College Trustees Review State Rules for Public Meetings

By Tyler Breisacher

tbreisac@mail.ccsf.edu

 

The City College Board of Trustees met January 9 at the Chinatown Center for a training on California laws relating to public meetings, and a discussion of their priorities and goals for the upcoming year.

 

Brown Act Training

 

Attorney Guy Bryant gave a two-hour presentation on the Brown Act, the California law that ensures boards such as the Board of Trustees conduct their business in a way that is transparent and allows for public input.

“It’s your meeting,” he explained to the trustees, “but it’s for the public.”

The requirement to allow public comment elicited plenty of discussion. The California Education Code says the board must allow for public comment on each agenda item as it is taken up for discussion, to ensure that members of the public, including City College students and faculty, are able to make their voices heard.

Agendas for Board of Trustees meeting typically have one public comment section near the beginning of the meeting. Trustee Brigitte Davila said this was intended to make it easier for people to participate, since many people, particularly students and single moms, may not be able to stay late into the night, waiting to offer a comment on a particular agenda item.

Several trustees expressed a desire to make sure that the public gets a chance to be heard, while also not wanting the public comment portion of the meeting to take so much time that meetings run very late into the night.

This is a particular concern for City College, whose board receives more public comment than most other community college boards, according to board president Alex Randolph. At the December 2019 meeting, for instance, public comment lasted about two hours, primarily focused on the hundreds of classes cut from the Spring 2020 semester.

Trustees Thea Selby and Shanell Williams suggested that holding town halls might provide another way for members of the public to express their thoughts to the Board of Trustees, perhaps leading to a shortened public comment session during the board’s monthly meetings.

Randolph said that the board’s policies would be evaluated and updated by the policy committee, taking into account the Brown Act information and the related discussion.

 

Looking Ahead to 2020

In the afternoon session, the board looked ahead to its 2020 meetings.
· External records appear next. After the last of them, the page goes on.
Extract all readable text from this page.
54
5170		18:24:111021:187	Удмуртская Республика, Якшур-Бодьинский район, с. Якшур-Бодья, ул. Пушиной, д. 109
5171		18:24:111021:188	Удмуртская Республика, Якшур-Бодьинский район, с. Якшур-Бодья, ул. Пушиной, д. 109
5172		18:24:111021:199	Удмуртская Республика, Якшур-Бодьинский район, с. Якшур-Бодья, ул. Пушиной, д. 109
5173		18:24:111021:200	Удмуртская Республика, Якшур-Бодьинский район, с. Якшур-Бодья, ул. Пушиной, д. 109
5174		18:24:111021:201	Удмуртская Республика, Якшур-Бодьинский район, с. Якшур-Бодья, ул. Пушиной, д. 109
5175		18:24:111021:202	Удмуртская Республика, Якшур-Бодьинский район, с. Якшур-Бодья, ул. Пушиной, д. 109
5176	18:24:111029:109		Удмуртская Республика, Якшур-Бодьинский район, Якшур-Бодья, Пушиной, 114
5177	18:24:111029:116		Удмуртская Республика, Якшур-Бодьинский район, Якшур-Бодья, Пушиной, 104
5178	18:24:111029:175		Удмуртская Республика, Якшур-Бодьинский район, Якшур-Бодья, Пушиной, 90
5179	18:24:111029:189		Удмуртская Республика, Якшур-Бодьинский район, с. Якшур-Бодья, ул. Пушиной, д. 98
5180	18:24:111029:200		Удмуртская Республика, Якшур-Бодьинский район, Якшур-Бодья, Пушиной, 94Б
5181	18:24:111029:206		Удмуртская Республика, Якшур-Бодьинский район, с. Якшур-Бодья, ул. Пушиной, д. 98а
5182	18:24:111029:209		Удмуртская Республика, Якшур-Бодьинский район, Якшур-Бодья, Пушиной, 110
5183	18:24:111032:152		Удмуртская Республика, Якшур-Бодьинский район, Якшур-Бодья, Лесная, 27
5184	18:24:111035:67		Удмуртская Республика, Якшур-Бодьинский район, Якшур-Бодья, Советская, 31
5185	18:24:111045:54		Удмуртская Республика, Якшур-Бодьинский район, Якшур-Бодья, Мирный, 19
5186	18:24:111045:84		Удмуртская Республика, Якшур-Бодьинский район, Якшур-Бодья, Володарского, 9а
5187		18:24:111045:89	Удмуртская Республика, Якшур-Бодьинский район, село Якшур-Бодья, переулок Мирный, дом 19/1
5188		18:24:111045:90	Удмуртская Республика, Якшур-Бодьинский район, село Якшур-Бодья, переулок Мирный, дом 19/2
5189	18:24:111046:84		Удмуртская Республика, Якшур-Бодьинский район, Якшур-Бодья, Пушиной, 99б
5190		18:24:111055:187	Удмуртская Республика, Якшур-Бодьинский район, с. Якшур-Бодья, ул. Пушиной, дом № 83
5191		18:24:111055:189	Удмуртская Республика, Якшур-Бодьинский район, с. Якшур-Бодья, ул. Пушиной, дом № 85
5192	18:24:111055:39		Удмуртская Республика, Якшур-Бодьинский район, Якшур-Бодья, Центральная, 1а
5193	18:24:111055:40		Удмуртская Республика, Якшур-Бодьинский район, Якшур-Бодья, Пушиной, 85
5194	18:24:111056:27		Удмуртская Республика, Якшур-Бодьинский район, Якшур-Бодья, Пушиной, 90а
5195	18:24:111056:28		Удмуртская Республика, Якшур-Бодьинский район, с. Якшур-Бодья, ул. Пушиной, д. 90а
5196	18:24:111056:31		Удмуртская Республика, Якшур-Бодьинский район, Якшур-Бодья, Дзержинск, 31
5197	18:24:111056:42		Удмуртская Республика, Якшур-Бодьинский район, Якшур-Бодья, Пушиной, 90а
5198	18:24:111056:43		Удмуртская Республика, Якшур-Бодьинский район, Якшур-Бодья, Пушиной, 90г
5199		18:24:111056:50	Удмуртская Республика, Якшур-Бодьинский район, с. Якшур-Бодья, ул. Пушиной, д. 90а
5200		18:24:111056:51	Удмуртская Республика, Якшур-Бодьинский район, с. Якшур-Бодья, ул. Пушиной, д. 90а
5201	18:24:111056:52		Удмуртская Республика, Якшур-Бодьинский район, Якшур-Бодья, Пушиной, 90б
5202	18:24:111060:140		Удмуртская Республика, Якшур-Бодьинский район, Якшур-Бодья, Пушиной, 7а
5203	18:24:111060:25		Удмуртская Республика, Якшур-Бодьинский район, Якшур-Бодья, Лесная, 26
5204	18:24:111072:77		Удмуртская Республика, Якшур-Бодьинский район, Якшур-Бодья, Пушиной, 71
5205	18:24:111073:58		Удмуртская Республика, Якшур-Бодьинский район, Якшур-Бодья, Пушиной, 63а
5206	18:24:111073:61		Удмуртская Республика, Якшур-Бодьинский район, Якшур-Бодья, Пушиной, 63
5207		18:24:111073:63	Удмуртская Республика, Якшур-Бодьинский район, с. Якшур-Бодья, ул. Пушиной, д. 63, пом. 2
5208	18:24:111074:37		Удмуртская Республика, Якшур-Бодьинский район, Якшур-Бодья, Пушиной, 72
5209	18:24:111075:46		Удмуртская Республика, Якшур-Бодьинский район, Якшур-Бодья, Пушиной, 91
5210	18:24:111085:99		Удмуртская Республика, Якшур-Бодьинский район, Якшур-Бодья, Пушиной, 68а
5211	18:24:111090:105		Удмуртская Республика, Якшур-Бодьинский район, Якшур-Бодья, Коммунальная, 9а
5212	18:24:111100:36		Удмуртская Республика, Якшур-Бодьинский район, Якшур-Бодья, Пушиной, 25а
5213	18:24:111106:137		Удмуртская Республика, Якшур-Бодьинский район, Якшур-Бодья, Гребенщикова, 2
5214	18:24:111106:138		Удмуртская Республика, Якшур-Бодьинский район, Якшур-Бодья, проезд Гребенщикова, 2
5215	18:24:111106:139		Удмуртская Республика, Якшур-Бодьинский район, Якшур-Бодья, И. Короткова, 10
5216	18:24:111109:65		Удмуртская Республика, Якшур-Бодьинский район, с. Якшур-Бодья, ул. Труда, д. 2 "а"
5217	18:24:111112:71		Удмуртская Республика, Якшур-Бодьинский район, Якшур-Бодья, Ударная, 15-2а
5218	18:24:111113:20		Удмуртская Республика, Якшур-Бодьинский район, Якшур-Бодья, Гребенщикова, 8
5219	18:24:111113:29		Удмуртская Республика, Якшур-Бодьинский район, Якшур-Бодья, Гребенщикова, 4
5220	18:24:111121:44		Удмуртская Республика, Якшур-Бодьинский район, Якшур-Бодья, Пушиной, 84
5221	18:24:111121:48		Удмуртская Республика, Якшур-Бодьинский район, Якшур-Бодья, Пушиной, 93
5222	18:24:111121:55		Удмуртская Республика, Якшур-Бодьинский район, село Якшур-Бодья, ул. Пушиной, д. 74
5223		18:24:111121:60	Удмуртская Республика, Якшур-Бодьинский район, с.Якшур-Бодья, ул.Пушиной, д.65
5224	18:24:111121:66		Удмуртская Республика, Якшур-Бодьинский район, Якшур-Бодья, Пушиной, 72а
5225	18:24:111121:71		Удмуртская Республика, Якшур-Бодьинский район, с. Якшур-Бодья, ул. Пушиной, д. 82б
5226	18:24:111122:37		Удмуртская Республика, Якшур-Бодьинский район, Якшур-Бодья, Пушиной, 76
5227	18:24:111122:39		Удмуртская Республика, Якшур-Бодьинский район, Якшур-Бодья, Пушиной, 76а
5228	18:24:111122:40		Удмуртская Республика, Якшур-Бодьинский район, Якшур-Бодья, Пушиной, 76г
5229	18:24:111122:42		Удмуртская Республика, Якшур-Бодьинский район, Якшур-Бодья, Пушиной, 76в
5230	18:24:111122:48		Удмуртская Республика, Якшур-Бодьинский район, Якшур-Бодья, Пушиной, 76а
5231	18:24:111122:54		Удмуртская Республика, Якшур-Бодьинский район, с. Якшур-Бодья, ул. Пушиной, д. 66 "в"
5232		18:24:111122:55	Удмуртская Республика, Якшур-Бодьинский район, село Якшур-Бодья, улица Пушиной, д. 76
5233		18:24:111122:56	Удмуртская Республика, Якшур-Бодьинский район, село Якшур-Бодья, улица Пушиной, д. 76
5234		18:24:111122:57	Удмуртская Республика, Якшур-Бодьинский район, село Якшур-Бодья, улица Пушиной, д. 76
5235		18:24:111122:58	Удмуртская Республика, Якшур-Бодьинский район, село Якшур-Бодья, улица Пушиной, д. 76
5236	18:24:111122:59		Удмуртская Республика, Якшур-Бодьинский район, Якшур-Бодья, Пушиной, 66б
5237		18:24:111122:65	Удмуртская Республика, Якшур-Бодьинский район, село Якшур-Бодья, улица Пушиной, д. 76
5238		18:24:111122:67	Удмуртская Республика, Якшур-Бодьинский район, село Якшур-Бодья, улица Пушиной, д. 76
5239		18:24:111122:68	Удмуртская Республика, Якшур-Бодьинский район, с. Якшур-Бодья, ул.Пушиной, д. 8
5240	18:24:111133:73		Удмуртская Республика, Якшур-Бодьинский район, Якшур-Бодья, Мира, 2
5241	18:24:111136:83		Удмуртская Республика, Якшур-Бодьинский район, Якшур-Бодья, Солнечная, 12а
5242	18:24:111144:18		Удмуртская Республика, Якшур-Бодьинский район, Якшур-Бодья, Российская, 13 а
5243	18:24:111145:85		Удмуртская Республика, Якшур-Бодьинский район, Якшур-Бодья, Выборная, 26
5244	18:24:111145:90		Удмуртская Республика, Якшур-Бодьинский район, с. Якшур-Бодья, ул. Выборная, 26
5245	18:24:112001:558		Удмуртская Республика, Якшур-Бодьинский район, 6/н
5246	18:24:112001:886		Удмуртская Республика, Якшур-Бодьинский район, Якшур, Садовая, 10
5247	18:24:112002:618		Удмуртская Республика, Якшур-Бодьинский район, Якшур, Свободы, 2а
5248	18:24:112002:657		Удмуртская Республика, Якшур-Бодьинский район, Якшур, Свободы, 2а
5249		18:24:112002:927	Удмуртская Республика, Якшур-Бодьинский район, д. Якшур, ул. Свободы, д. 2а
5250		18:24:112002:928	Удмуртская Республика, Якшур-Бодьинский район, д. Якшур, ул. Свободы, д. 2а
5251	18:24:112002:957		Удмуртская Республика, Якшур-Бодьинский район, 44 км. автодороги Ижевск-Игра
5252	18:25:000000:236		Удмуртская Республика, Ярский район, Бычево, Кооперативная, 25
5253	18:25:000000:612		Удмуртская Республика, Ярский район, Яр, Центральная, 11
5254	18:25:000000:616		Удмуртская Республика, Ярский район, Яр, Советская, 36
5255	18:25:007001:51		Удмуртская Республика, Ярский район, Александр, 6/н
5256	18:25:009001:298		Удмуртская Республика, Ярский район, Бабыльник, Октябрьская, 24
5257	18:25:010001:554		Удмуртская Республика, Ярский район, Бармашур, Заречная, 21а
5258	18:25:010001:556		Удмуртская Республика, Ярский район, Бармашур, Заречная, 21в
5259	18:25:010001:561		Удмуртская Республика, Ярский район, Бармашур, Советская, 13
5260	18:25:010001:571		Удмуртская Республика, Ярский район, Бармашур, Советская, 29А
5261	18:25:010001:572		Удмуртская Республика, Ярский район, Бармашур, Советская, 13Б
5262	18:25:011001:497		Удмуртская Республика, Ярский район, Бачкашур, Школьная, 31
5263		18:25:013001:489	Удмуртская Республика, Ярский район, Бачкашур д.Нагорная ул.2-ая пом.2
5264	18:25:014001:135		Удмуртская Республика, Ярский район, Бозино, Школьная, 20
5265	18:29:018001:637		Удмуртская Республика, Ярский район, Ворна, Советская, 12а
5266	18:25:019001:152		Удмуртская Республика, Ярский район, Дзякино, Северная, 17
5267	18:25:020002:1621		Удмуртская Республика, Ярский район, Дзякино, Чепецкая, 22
One of the main topics of discussion was the overall priorities or “north star” for City College. When the college has financial difficulties and the board is forced to make hard choices, a shared understanding of priorities should help them decide how to proceed. The board generally agreed that they wanted to offer a broad range of classes to the community, in contrast to the state of California, whose new funding formula encourages its community colleges to shift towards being only “junior colleges,” pushing students toward certificates, degrees, or transfers to four-year schools.

In the public comment section of the meeting, Wynd Kaufman, Vice President of the faculty union AFT 2121, acknowledged the difficulty presented by changes in the funding formula but said the Board of Trustees should fight against those changes at the state level.

Faculty members Harry Bernstein and Kate Frei both spoke passionately about an email Chancellor Mark Rocha sent to the San Francisco Board of Supervisors, in which he implied that the college did not need — and would not accept — $2.7 million in emergency funding proposed by Supervisor Shamann Walton. The fund was intended to restore the hundreds of classes that were cut from the Spring schedule last November.

Bernstein noted that because of the chancellor’s unwillingness to accept financial help from the Board of Supervisors, people may lose trust in the leadership of the college, which could make it hard to pass Proposition A, an $845 million bond measure on the March 2020 ballot, for facilities upgrades.

The next Board of Trustees meeting will be a regular meeting at Ocean Campus on Thursday, January 23.